Preliminary data showed that the country’s gross international reserves (GIR) reached US$79.8 billion as of end-March 2014, Bangko Sentral ng Pilipinas (BSP) Officer-In-Charge Diwa C. Guinigundo announced today.1 This level was lower by US$0.7 billion than the end-February 2014 GIR of US$80.5 billion. The GIR remains ample as it can cover 11.1 months’ worth of imports of goods and payments of services and income. The GIR level is also equivalent to 7.1 times the country’s short-term external debt based on original maturity and 5.2 times based on residual maturity.2
The decline in reserves was due mainly to outflows arising from payments by the National Government (NG) of its maturing foreign exchange obligations, foreign exchange operations of the BSP, and revaluation adjustments on the BSP’s gold holdings and foreign-currency denominated reserves. These outflows were partially offset by foreign currency deposits of the Treasurer of the Philippines (TOP).

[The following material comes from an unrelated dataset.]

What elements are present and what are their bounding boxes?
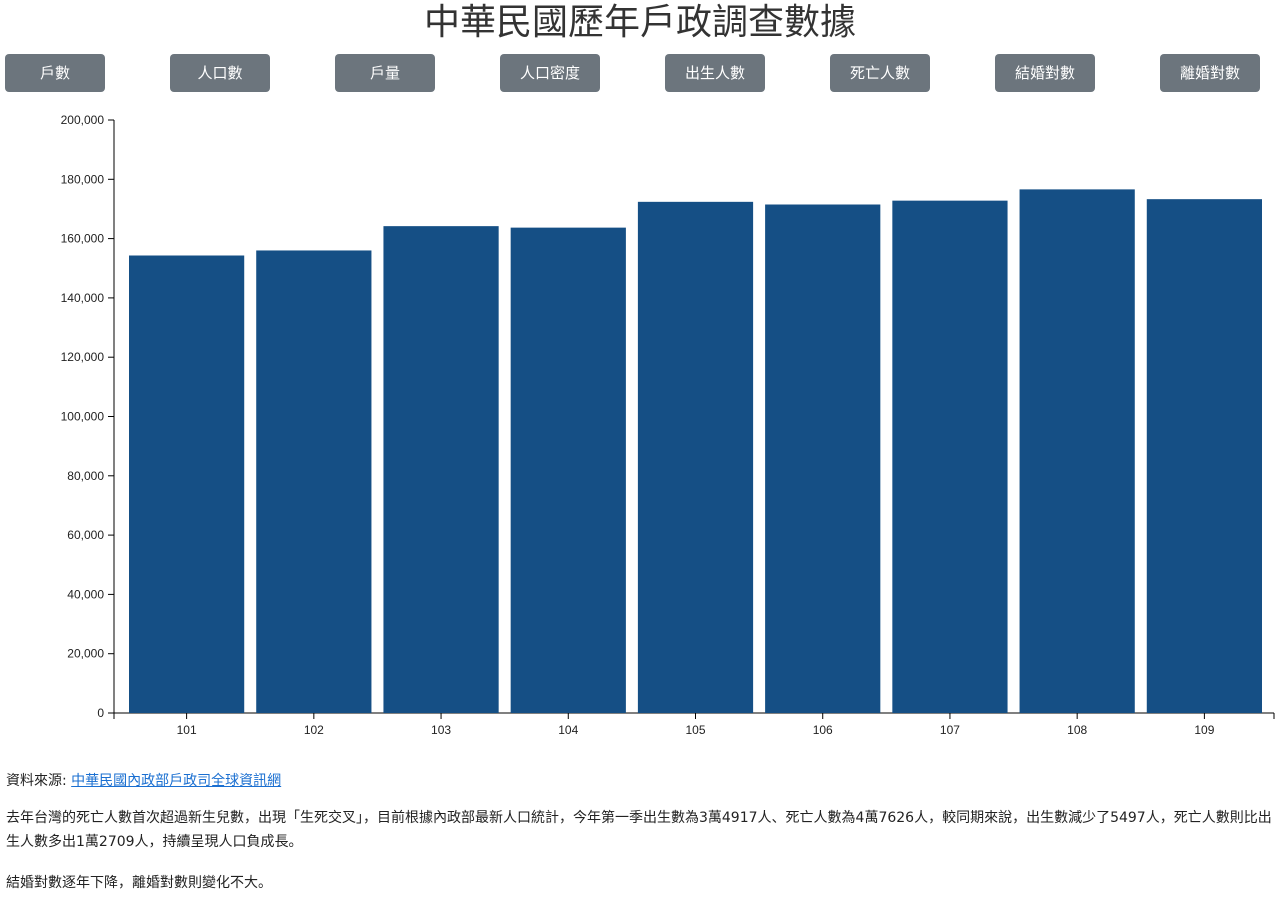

Net international reserves (NIR), which refer to the difference between the BSP’s GIR and total short-term liabilities, also decreased by US$0.7 billion to reach US$79.8 billion as of
end-March 2014, compared to the end-February 2014 NIR of US$80.5 billion.
1 The final data on GIR are released to the public every 19th day of the month in the Statistics section of the BSP’s website under the Special Data Dissemination Standards (SDDS). If the 19th day of the month falls on a weekend or is a non-working holiday, the release date shall be the working day nearest to the 19th.
2 Short-term debt based on residual maturity refers to outstanding external debt with original maturity of one year or less, plus principal payments on medium- and long-term loans of the public and private sectors falling due within the next 12 months.